Chevron, the most active United States operator, has been expanding its joint ventures, while the European firms lean on decades of continuity. The competition is effectively a scramble for the best ground before rivals lock it up.
The strings attached
The reopening is not a free-for-all. The American licences come wrapped in conditions designed to keep Washington in control of the cash that Venezuelan oil generates.
Royalties and taxes owed to Venezuela must pass through an account controlled by the United States rather than flowing straight to Caracas, and the permits are reviewed every few months.
Firms owned or controlled by Russia, China or Iran remain shut out, and each fresh investment deal needs its own separate approval. The opening is real but tightly managed.
For Repsol, the Horcón signing is an agreement of intent, not a finished project. It commits the company to study and assess, the first move in what would be a long and capital-heavy process.
Why it matters for investors
The direction of travel is what counts. Western majors moving from cautious restarts to new exploration suggests growing confidence that Venezuela’s reopening will hold long enough to justify big, slow-burning bets.
If Venezuela’s output keeps recovering, it adds barrels to a global market already unsettled by conflict elsewhere, with consequences for prices far beyond Latin America.
The risks remain heavy, from political uncertainty to a workforce thinned by years of emigration. Drilling that would not start until 2028 leaves plenty of time for conditions to change.
Still, the pattern is unmistakable. One of Europe’s largest energy companies is betting that Venezuela’s next chapter is worth exploring, quite literally, for the decades ahead.

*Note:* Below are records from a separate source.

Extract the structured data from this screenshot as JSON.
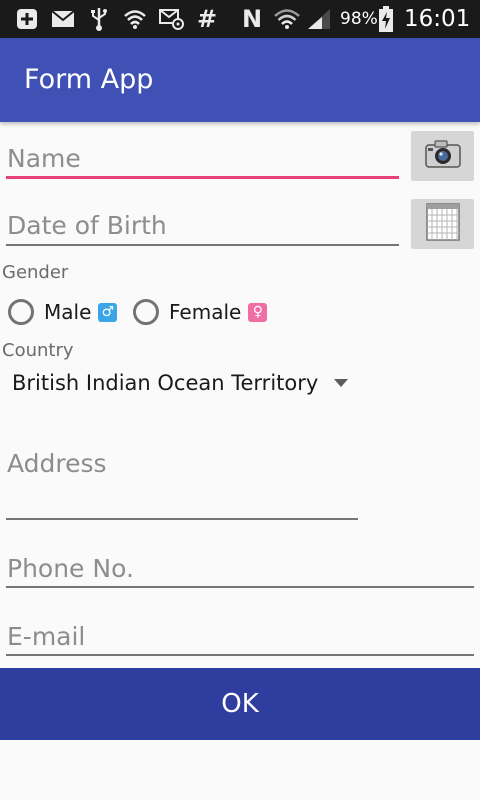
{
  "status_bar": {
    "battery": "98%",
    "time": "16:01",
    "icons": [
      "notification-plus-icon",
      "mail-icon",
      "usb-icon",
      "wifi-signal-icon",
      "email-at-icon",
      "hash-icon",
      "nfc-n-icon",
      "wifi-icon",
      "cell-signal-icon",
      "battery-charging-icon"
    ]
  },
  "app_bar": {
    "title": "Form App"
  },
  "form": {
    "name_placeholder": "Name",
    "name_value": "",
    "dob_placeholder": "Date of Birth",
    "dob_value": "",
    "gender_label": "Gender",
    "gender_options": [
      "Male",
      "Female"
    ],
    "gender_symbols": [
      "♂",
      "♀"
    ],
    "country_label": "Country",
    "country_selected": "British Indian Ocean Territory",
    "address_placeholder": "Address",
    "phone_placeholder": "Phone No.",
    "email_placeholder": "E-mail",
    "camera_icon": "camera-icon",
    "calendar_icon": "calendar-icon"
  },
  "ok_button": {
    "label": "OK"
  },
  "colors": {
    "app_bar": "#3f51b5",
    "ok_button": "#2f3d9e",
    "focus_underline": "#e6407a",
    "male_badge": "#3aa6e8",
    "female_badge": "#f06ea4"
  }
}
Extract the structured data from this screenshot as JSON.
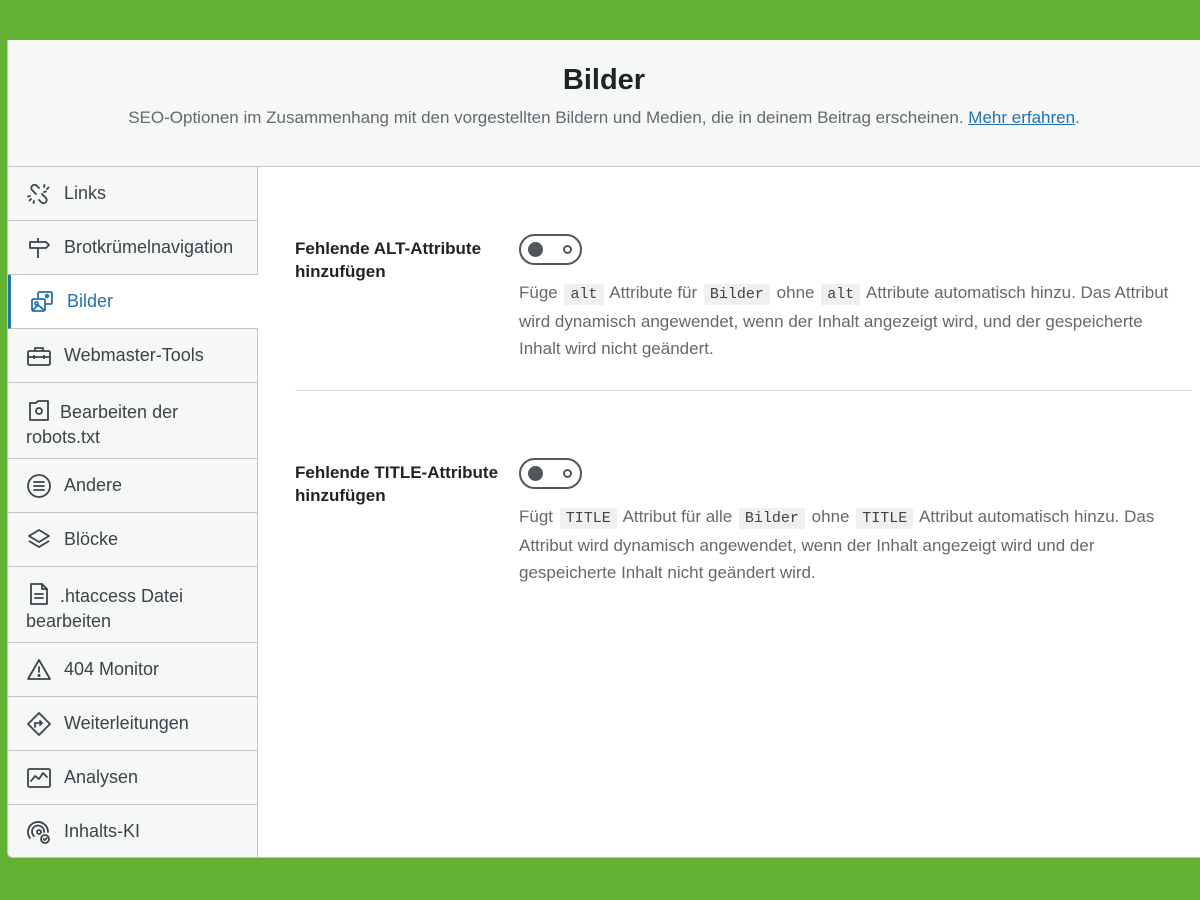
{
  "header": {
    "title": "Bilder",
    "description": "SEO-Optionen im Zusammenhang mit den vorgestellten Bildern und Medien, die in deinem Beitrag erscheinen.",
    "link_text": "Mehr erfahren",
    "link_suffix": "."
  },
  "sidebar": {
    "items": [
      {
        "label": "Links",
        "icon": "broken-link-icon"
      },
      {
        "label": "Brotkrümelnavigation",
        "icon": "signpost-icon"
      },
      {
        "label": "Bilder",
        "icon": "images-icon",
        "active": true
      },
      {
        "label": "Webmaster-Tools",
        "icon": "toolbox-icon"
      },
      {
        "label_line1": "Bearbeiten der",
        "label_line2": "robots.txt",
        "icon": "robots-file-icon"
      },
      {
        "label": "Andere",
        "icon": "list-circle-icon"
      },
      {
        "label": "Blöcke",
        "icon": "blocks-icon"
      },
      {
        "label_line1": ".htaccess Datei",
        "label_line2": "bearbeiten",
        "icon": "document-icon"
      },
      {
        "label": "404 Monitor",
        "icon": "warning-icon"
      },
      {
        "label": "Weiterleitungen",
        "icon": "redirect-icon"
      },
      {
        "label": "Analysen",
        "icon": "analytics-icon"
      },
      {
        "label": "Inhalts-KI",
        "icon": "content-ai-icon"
      }
    ]
  },
  "settings": [
    {
      "label_line1": "Fehlende ALT-Attribute",
      "label_line2": "hinzufügen",
      "enabled": false,
      "desc": {
        "t1": "Füge",
        "c1": "alt",
        "t2": "Attribute für",
        "c2": "Bilder",
        "t3": "ohne",
        "c3": "alt",
        "t4": "Attribute automatisch hinzu. Das Attribut wird dynamisch angewendet, wenn der Inhalt angezeigt wird, und der gespeicherte Inhalt wird nicht geändert."
      }
    },
    {
      "label_line1": "Fehlende TITLE-Attribute",
      "label_line2": "hinzufügen",
      "enabled": false,
      "desc": {
        "t1": "Fügt",
        "c1": "TITLE",
        "t2": "Attribut für alle",
        "c2": "Bilder",
        "t3": "ohne",
        "c3": "TITLE",
        "t4": "Attribut automatisch hinzu. Das Attribut wird dynamisch angewendet, wenn der Inhalt angezeigt wird und der gespeicherte Inhalt nicht geändert wird."
      }
    }
  ],
  "colors": {
    "frame": "#62b132",
    "accent": "#2271b1",
    "text": "#1d2327",
    "muted": "#646970"
  }
}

Frequently Asked Questions
What is the Repsol Venezuela oil deal?
It is an agreement Repsol signed with Venezuela’s government and state oil company to study developing a new oil area, called Horcón, southeast of Lake Maracaibo. It also covers offshore gas studies, with a possible drilling campaign running from 2028 into the early 2030s.
Why is it significant?
It marks a shift from Western firms merely restarting old oilfields to staking out new ground to explore, a longer-term commitment. It deepens a race between Repsol, Chevron, Shell and Eni for access to the world’s largest oil reserves as United States sanctions ease.
What are the conditions on these deals?
The United States licences require royalties and taxes to pass through a Washington-controlled account, are reviewed every few months, and bar firms owned by Russia, China or Iran. Each new investment needs separate approval, so the opening is real but tightly managed.